Words by: Annette Hansen

For music fans our favorite albums are sacred relics, but what would it be like to hear those albums again is a whole new way. Less than a year out from the release of their debut album The Window Room, Secret Space pondered that as well. The band, however, wondered what it would sound like to take their own album and rework it into something new, that something being The Window Room Pt. 2: Lost in a Dream, released March 17, 2017 via Equal Vision Records.

“I think albums should be revisited more often,” states vocalist and guitarist Dean Tartaglia. “I keep going back to this quote when people ask me about this record, I’ll paraphrase, but it’s something Bob Dylan said about how people get really caught up in the recording of a song itself, but I think the song is like an essence.
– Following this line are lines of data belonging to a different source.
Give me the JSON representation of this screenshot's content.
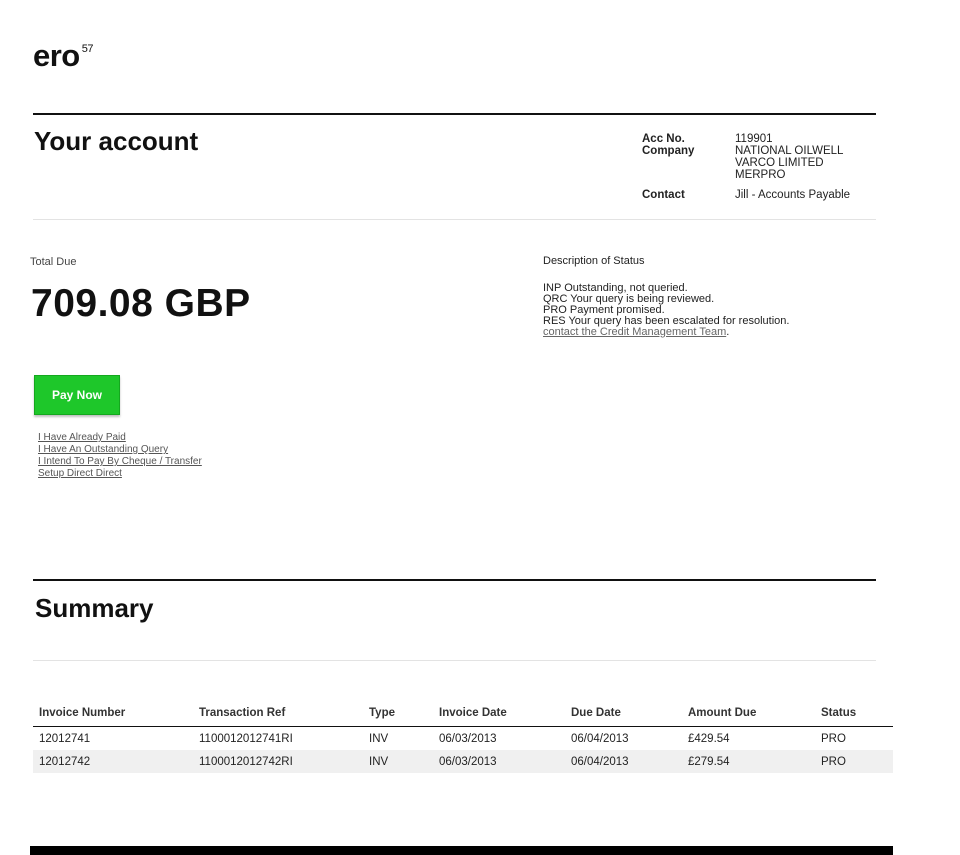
{
  "logo": {
    "text": "ero",
    "superscript": "57"
  },
  "account": {
    "title": "Your account",
    "acc_no_label": "Acc No.",
    "acc_no": "119901",
    "company_label": "Company",
    "company_lines": [
      "NATIONAL OILWELL",
      "VARCO LIMITED",
      "MERPRO"
    ],
    "contact_label": "Contact",
    "contact": "Jill - Accounts Payable"
  },
  "total": {
    "label": "Total Due",
    "amount": "709.08 GBP"
  },
  "pay_button": {
    "label": "Pay Now",
    "color": "#1ec72a"
  },
  "action_links": [
    "I Have Already Paid",
    "I Have An Outstanding Query",
    "I Intend To Pay By Cheque / Transfer",
    "Setup Direct Direct"
  ],
  "status_description": {
    "heading": "Description of Status",
    "lines": [
      "INP Outstanding, not queried.",
      "QRC Your query is being reviewed.",
      "PRO Payment promised.",
      "RES Your query has been escalated for resolution."
    ],
    "link": "contact the Credit Management Team",
    "link_suffix": "."
  },
  "summary": {
    "title": "Summary",
    "columns": [
      "Invoice Number",
      "Transaction Ref",
      "Type",
      "Invoice Date",
      "Due Date",
      "Amount Due",
      "Status"
    ],
    "rows": [
      [
        "12012741",
        "1100012012741RI",
        "INV",
        "06/03/2013",
        "06/04/2013",
        "£429.54",
        "PRO"
      ],
      [
        "12012742",
        "1100012012742RI",
        "INV",
        "06/03/2013",
        "06/04/2013",
        "£279.54",
        "PRO"
      ]
    ]
  }
}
You can change a lot of the details about it, but you’ll get the same essence at the end of the day.”

It was that mindset that Tartaglia says drove Secret Space to reimagine the essence they had created with The Window Room.

“I don’t think if you record a version [of a song]that it’s how you should play it forever,” he expresses. “We feel like we’re a prolific band and that’s what we always want to offer, just a new take on what we’re doing.”

The result was a raw and stripped down album featuring four songs from the original album as well as a few b-sides and a couple of covers. The Window Room Pt. 2 shows what Secret Space had accomplished with their debut in a vulnerable light.

“We made some conscious production choices to make it feel really personal,” Tartaglia explains. “I only wanted like three takes for an instrument because we wanted to be like ‘hey, if this is meant to sound a little fucked up in spots, then that’s what it’s meant to sound like’.”

For Tartaglia there’s something more raw and honest to a track when the glamor is peeled away, “Once you hear a stripped down song, something you know really well, it makes you feel completely different,” he says. “You respect the song more.”

With this new release Tartaglia felt like he could not only offer a new perspective to the music he had previously made, but also showcase elements that may have gotten lost in translation. He hopes the more laidback tracks will expose hidden influences within his songwriting.

“I kind of went back to the roots of what I was influenced by,” Tartaglia describes. “I’m just excited with the idea that maybe someone will hear a song like ‘Cast Iron’ that we redid that really sounds a lot like Elliott Smith now, and then maybe when they hear the full band version, they’ll hear those influences that are there but are less obvious.”

Tartaglia feels that watching his own songs morph and grow has been rewarding, “Stripping [a song]back and seeing what it was when we started, after playing the song so many times live, having the song be out for a year or whatever, it’s cool.” he says. “It keeps you rooted.”

The very nature of this reworked album is part of the prolific vibe that Tartaglia wants to create with Secret Space, using the band to channel every corner of their writing and creativity rather than jumping from one project to the next.

“This was my track for a while,” Tartaglia explains. “I would be in a band for two years and then would just start a new project. We’re at the two year point with Secret Space and that’s just not going to happen…This is a long haul type situation.”

And putting together The Window Room Pt. 2 was a chance for Tartaglia to better understand himself as a writer for the band to better understand who they are as Secret Space, “Doing this re-imagined album felt really good like ‘hey, I think I know all the sides of myself now’ looking at these songs.”
For Tartaglia and the band as a whole, this is just one more step in the right direction of working out what they have to offer as artists, “I think I’ve always been searching for my voice even if I feel like I’ve found it now more than ever.”